Personal information
- Date of birth: 16 March 1933
- Place of birth: Nghệ An, French Indochina
- Date of death: 25 December 2005 (aged 72)
- Place of death: Hanoi, Vietnam
- Height: 1.68 m (5 ft 6 in)
- Position: Midfielder

Youth career
- 1954: Thể Công

Senior career*
- Years: Team / Apps / (Gls)
- 1954–1966: Thể Công / 42 / (9)

= Ngô Xuân Quýnh =

Vietnamese footballer (1932–2005)

Ngô Xuân Quýnh (16 March 1933 – 25 December 2005) was a Vietnamese football player and manager.

==Early life==
Ngô was born on 16 March 1933 in Nghệ An, French Indochina and is a native of the province. Growing up, he played football with his friends using grapefruits as balls and attended the Army Academy in Vietnam.

==Career==
Ngô spent his entire playing career with Vietnamese side Thể Công and was part of the club's first squad, helping them win three league titles.

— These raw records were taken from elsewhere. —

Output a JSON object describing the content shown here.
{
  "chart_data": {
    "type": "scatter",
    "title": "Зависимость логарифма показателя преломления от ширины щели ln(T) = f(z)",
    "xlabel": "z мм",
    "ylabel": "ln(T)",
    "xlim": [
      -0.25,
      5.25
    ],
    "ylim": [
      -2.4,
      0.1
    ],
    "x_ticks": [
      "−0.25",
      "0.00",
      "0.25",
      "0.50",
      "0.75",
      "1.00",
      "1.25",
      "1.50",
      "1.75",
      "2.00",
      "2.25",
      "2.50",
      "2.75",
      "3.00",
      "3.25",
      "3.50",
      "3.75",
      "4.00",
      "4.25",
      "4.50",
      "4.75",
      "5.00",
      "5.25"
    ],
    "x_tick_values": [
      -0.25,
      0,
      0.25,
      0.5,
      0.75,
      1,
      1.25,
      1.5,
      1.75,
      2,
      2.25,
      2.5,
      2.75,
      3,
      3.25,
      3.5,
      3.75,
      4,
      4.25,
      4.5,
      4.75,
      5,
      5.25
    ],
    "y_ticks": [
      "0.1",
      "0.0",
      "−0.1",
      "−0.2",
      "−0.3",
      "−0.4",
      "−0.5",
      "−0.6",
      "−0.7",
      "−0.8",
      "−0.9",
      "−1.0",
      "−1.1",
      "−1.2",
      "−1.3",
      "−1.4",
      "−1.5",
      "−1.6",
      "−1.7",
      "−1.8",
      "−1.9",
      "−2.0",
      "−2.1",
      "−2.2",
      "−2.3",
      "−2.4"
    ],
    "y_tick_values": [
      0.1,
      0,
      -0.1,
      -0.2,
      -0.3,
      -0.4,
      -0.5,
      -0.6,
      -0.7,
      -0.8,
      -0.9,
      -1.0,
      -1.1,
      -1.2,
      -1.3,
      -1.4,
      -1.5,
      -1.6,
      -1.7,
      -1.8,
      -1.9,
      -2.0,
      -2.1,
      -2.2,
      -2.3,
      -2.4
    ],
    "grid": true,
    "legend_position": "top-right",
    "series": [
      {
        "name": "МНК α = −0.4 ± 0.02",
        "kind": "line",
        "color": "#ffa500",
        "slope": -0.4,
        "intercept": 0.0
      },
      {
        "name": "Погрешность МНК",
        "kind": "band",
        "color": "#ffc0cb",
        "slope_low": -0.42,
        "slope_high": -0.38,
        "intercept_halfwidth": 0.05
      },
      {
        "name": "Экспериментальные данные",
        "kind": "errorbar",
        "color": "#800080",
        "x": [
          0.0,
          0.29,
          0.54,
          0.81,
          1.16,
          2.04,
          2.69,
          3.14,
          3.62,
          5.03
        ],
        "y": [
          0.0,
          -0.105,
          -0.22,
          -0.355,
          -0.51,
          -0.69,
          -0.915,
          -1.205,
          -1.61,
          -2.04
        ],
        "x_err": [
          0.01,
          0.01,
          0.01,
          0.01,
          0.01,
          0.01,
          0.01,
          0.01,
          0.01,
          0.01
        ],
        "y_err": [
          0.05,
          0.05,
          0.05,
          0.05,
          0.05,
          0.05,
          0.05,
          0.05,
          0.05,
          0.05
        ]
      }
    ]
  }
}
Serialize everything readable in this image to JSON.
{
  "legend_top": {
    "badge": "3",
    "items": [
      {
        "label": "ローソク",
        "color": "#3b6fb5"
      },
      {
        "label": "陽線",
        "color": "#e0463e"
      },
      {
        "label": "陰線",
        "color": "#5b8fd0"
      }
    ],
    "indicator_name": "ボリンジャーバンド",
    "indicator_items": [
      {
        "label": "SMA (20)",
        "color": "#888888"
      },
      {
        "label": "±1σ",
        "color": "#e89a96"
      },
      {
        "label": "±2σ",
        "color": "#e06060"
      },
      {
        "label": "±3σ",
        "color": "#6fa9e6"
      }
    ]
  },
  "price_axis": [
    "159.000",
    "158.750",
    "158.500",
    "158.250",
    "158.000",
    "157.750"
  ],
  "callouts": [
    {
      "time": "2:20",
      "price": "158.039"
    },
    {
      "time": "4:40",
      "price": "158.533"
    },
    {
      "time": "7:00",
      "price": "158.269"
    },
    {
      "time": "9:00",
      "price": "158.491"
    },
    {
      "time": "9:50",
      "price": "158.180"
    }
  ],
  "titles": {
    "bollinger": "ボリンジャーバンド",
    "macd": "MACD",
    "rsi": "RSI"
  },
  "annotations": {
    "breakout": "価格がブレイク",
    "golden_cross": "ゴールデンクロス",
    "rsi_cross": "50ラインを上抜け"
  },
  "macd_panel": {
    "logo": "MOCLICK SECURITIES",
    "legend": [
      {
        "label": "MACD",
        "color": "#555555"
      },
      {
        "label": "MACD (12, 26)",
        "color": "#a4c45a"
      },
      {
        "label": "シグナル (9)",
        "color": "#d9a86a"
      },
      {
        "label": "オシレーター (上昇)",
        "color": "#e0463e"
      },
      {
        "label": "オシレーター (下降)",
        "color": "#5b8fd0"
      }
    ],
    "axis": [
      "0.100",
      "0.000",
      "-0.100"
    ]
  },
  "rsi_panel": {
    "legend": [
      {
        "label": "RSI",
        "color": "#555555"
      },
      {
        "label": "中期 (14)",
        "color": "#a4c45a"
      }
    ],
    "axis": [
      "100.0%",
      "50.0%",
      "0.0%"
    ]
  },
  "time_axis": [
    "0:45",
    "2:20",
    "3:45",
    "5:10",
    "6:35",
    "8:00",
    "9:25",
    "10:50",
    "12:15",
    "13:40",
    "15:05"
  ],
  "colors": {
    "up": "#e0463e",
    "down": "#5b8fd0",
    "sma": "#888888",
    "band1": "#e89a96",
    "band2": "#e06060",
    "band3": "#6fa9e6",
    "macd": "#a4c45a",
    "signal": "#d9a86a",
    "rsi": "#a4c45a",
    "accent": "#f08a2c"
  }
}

In 1967, he was appointed as a youth manager of Thể Công.

Vietnamese newspaper Báo Dân Trí wrote in 2005 that he was "an extremely enthusiastic football contributor for newspapers... revered by other sports journalists as a "living dictionary of Vietnamese football"".
After retiring from professional football, he worked as Vice President of the Vietnam Football Federation.

==Personal life==
On 25 December 2005, Ngô died in Hanoi, Vietnam and was the father of Vietnamese football commentator Ngô Quang Tùng.